Pourquoi le créateur du surréalisme est-il mal vu ?

Il y en a assez avec André Breton
aux deux sens du terme, l’un que l’on n’entend que trop, et l’autre qu’il ferait bon d’entendre

Depuis vingt-cinq ans, nos contemporains en ont assez de celui en qui ils ne voient que le « terroriste intellectuel » en mal de papauté littéraire, l’intransigeant – ce qu’il était effectivement -, l’intransigeant qui excluait ceux qui abandonnaient – ce qui est vrai également – ils abandonnaient « l’exigence » poétique surréaliste.

Eh bien il pourrait y en avoir assez de ces « assis », pour reprendre un mot de Georges Bataille qui pourtant fut exclu par André Breton pour noirceur systématique et culte de la déchéance (ce qui n’était pas faux). Il y en a assez des assis qui, cent ans après, vivent la culture sur fond de carrière (« les littérateurs », ironisait Breton, « lis-tes-ratures » plutôt, sous-titrait la revue présurréaliste Littérature). Assez des doux douteurs qui ne risquent surtout rien et laissent tout dire, estimant « qu’on n’y peut rien », à l’Ambiance culturelle.

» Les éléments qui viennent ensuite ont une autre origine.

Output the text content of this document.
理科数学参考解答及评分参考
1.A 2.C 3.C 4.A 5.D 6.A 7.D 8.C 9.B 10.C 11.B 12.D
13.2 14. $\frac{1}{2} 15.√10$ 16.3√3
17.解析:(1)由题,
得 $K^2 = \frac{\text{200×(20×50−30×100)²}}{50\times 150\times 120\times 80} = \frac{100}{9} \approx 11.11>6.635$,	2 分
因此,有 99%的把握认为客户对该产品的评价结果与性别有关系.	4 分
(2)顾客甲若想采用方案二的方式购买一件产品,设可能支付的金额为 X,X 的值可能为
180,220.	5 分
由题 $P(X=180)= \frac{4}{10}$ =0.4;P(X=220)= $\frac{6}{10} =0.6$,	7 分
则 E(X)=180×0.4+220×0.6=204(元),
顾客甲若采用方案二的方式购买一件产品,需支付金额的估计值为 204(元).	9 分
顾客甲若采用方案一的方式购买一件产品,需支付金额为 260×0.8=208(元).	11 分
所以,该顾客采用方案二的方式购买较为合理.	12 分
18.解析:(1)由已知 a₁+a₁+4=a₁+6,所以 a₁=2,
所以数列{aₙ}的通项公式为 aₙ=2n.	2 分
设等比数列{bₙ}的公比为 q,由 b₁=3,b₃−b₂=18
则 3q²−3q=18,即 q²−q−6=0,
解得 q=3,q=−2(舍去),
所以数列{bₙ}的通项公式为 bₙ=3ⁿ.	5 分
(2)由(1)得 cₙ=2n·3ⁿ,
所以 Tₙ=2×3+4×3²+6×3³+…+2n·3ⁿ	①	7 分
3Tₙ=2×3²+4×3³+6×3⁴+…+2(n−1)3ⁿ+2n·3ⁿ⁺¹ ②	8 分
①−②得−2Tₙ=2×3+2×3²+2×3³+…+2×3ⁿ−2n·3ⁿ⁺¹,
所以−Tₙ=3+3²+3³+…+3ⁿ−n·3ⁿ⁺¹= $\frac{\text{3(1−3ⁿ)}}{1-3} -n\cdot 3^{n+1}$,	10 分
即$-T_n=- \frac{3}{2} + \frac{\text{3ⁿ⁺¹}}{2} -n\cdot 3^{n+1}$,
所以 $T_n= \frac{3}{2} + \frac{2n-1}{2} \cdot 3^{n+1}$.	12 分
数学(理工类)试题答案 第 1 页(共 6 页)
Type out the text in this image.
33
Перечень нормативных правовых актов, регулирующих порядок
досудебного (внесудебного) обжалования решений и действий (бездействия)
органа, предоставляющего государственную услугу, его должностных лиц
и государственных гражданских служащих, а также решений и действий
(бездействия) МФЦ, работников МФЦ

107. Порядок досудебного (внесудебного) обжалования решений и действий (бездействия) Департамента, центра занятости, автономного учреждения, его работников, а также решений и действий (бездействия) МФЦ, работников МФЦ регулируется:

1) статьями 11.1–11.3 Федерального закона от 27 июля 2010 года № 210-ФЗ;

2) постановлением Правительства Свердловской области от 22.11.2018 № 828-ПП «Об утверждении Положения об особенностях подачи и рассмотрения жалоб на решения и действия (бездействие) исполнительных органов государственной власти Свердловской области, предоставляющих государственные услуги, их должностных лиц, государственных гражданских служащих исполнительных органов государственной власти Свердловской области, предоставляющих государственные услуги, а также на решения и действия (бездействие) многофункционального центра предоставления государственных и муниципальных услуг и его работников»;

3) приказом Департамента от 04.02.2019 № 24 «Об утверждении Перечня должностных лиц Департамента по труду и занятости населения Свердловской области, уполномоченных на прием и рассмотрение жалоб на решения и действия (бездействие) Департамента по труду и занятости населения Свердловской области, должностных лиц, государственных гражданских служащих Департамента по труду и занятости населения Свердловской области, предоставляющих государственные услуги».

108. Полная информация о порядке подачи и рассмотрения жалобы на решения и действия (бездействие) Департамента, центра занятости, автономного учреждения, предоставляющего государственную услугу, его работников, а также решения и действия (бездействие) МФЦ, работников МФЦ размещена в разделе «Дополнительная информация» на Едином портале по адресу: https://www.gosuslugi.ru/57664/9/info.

Résultat : les œuvres des médieux et des fins lourds ne portent pas à l’exigence de vie, c’est le moins qu’on puisse dire.

René Magritte, La Durée poignardée, 1938 – Leonora Carington, Green Tea, 1942 Surréalisme (Centre Pompidou) Photo OOlgan

« Trop exigeant » à l’égard de quoi ? De la vie…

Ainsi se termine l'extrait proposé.